A GROUP of GFS students, parent and faculty volunteers make tiles for a community mosaic as part of a service project on Martin Luther King Day of Service. The mosaic is to be installed at Lovett Library in Mt. Airy to commemorate the Mt. Airy Learning Tree’s 25th anniversary.

A group of Germantown Friends School students, parents and teachers descended on Mt. Airy mosaicist Jessica Gorlin Liddell’s studio, Tesserae, to make tiles that will be used in a mosaic at Lovett Library as part of the city’s 11th Annual Martin Luther King Day of Service. The Mt. Airy Learning Tree commissioned Liddell to create the mosaic to commemorate its 25th anniversary later this year. Liddell and GFS coordinators joined forces to include some of the tile making as part of the school’s roster of community service oriented activities to help students celebrate Dr. King’s legacy.

“The goal of the mosaic is to bring together the ideas of education, diversity and community. And so I thought it would be a great project for the students to see how these ideas are expressed,” said Liddell. The mosaic’s border, including designs of African mud cloth, Amish quilt patterns and Chinese brocade, reflects the neighborhood’s diversity, according to Liddell.

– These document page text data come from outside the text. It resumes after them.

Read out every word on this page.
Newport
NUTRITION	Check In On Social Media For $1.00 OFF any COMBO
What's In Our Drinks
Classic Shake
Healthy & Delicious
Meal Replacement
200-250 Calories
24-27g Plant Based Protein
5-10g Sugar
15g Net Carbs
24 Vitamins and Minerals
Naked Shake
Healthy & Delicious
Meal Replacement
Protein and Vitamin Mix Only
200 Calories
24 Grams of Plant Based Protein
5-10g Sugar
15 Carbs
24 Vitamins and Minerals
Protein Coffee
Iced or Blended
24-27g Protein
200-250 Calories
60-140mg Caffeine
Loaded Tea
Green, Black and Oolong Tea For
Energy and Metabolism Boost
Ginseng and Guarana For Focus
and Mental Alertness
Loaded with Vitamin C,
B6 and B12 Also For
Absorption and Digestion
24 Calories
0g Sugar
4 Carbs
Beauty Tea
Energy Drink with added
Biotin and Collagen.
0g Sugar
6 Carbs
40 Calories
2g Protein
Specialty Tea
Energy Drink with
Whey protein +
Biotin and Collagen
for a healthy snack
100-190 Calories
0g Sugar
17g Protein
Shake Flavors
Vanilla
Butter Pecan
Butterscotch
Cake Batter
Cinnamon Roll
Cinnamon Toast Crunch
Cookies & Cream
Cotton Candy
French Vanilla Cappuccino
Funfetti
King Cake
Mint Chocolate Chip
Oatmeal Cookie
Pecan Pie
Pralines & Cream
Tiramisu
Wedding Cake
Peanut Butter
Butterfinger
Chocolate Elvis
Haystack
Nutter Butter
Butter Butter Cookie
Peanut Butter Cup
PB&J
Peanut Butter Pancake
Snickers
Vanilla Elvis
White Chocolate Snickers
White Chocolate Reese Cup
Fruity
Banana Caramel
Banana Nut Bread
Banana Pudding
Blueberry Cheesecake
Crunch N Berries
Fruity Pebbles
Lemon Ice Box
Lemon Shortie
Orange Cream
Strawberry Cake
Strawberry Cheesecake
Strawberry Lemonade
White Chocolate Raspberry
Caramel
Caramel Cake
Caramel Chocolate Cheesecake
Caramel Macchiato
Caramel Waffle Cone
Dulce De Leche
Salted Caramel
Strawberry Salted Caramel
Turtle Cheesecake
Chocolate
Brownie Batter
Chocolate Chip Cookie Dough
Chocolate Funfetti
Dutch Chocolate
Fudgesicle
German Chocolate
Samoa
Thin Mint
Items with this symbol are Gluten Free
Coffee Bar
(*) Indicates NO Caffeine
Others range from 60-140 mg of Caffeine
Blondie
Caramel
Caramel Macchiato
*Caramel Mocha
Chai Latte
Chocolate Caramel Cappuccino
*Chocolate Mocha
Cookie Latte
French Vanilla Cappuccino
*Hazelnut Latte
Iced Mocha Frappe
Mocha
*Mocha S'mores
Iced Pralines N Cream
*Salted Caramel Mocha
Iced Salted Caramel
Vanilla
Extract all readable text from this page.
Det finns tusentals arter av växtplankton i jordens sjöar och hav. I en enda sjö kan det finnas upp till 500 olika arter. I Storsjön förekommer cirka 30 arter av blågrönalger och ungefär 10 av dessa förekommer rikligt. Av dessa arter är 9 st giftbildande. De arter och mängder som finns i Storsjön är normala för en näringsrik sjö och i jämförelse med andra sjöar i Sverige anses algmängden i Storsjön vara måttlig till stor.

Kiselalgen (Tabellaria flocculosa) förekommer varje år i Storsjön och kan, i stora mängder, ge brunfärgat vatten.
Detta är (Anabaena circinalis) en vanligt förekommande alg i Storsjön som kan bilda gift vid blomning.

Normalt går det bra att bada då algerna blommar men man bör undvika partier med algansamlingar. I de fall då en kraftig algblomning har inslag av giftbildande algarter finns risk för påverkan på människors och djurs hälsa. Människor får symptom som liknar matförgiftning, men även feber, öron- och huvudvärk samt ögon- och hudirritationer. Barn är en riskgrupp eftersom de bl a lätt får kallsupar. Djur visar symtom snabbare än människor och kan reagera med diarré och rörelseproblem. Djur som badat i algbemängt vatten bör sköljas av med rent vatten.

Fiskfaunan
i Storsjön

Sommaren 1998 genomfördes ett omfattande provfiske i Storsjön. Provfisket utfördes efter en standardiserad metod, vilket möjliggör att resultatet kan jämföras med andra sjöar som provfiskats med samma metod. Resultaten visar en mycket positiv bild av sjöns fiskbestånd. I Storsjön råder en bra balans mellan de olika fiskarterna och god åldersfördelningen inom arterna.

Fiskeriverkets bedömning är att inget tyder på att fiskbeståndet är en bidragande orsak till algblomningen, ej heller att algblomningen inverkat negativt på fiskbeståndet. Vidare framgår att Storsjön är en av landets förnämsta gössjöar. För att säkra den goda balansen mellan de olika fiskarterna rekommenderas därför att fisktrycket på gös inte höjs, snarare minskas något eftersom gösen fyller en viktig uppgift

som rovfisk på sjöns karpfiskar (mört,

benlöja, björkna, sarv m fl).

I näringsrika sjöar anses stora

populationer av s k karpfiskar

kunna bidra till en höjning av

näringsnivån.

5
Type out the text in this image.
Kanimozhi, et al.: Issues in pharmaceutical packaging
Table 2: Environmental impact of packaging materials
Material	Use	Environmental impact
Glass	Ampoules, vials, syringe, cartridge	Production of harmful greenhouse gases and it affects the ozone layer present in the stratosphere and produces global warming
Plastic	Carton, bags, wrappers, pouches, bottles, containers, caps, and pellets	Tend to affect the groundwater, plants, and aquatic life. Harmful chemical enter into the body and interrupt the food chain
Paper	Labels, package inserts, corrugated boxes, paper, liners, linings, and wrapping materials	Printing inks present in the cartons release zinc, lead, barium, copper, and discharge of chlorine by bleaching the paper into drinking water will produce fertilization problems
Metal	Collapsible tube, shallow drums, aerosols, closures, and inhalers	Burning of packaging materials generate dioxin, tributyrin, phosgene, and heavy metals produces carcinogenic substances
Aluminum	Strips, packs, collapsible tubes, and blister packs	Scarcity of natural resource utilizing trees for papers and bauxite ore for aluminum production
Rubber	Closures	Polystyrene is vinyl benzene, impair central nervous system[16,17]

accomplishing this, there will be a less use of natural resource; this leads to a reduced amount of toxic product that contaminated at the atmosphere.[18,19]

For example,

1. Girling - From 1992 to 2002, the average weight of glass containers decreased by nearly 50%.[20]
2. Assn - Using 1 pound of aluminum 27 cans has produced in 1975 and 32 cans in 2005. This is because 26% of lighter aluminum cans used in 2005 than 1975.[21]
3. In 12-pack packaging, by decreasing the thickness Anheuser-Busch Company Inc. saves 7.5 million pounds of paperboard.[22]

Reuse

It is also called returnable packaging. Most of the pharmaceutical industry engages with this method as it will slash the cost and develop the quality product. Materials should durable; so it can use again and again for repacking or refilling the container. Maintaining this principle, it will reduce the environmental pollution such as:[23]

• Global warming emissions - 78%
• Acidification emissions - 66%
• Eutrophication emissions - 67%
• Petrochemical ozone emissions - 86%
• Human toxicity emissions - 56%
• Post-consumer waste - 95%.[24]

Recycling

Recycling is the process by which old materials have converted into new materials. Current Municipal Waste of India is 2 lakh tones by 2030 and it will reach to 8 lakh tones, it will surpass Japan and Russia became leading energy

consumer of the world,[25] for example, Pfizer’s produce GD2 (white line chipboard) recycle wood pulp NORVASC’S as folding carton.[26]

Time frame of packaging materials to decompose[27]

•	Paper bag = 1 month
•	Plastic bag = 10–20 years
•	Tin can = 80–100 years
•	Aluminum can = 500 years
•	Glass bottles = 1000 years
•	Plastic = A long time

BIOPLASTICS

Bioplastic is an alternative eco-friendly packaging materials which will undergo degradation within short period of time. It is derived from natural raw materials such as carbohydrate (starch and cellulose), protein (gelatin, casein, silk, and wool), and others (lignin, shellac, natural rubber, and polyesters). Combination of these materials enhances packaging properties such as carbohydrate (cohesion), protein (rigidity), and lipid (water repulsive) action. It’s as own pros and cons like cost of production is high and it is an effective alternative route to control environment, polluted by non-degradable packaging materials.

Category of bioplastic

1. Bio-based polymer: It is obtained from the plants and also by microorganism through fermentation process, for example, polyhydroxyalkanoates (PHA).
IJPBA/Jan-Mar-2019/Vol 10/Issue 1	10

Middle school student and volunteer Johanna Velasquez said she was excited about the project because “the pattern includes different cultural patterns all together, like Martin Luther King talked about bringing people together. This does it in one piece.”

For her part, 3rd and 4th grade teacher Teresa Maebori hopes that the students will gain a better understanding that Dr. King’s message of equality and inclusion is still relevant for everyone of us. “This is a way we can live out in small ways the idea that we can help each other and come together. Projects like this one promote the idea of service to others and maybe will plant a seed in these young people that will hopefully grow.”

Fellow volunteer Anna Hoover seemed to echo the teacher’s sentiments describing her tile making experience as “great.” “It feels good to help with a project for the library and hopefully the mosaic will make the city a prettier place to be, kind of like Dr. King was trying to make the world a better place to be,” said Hoover.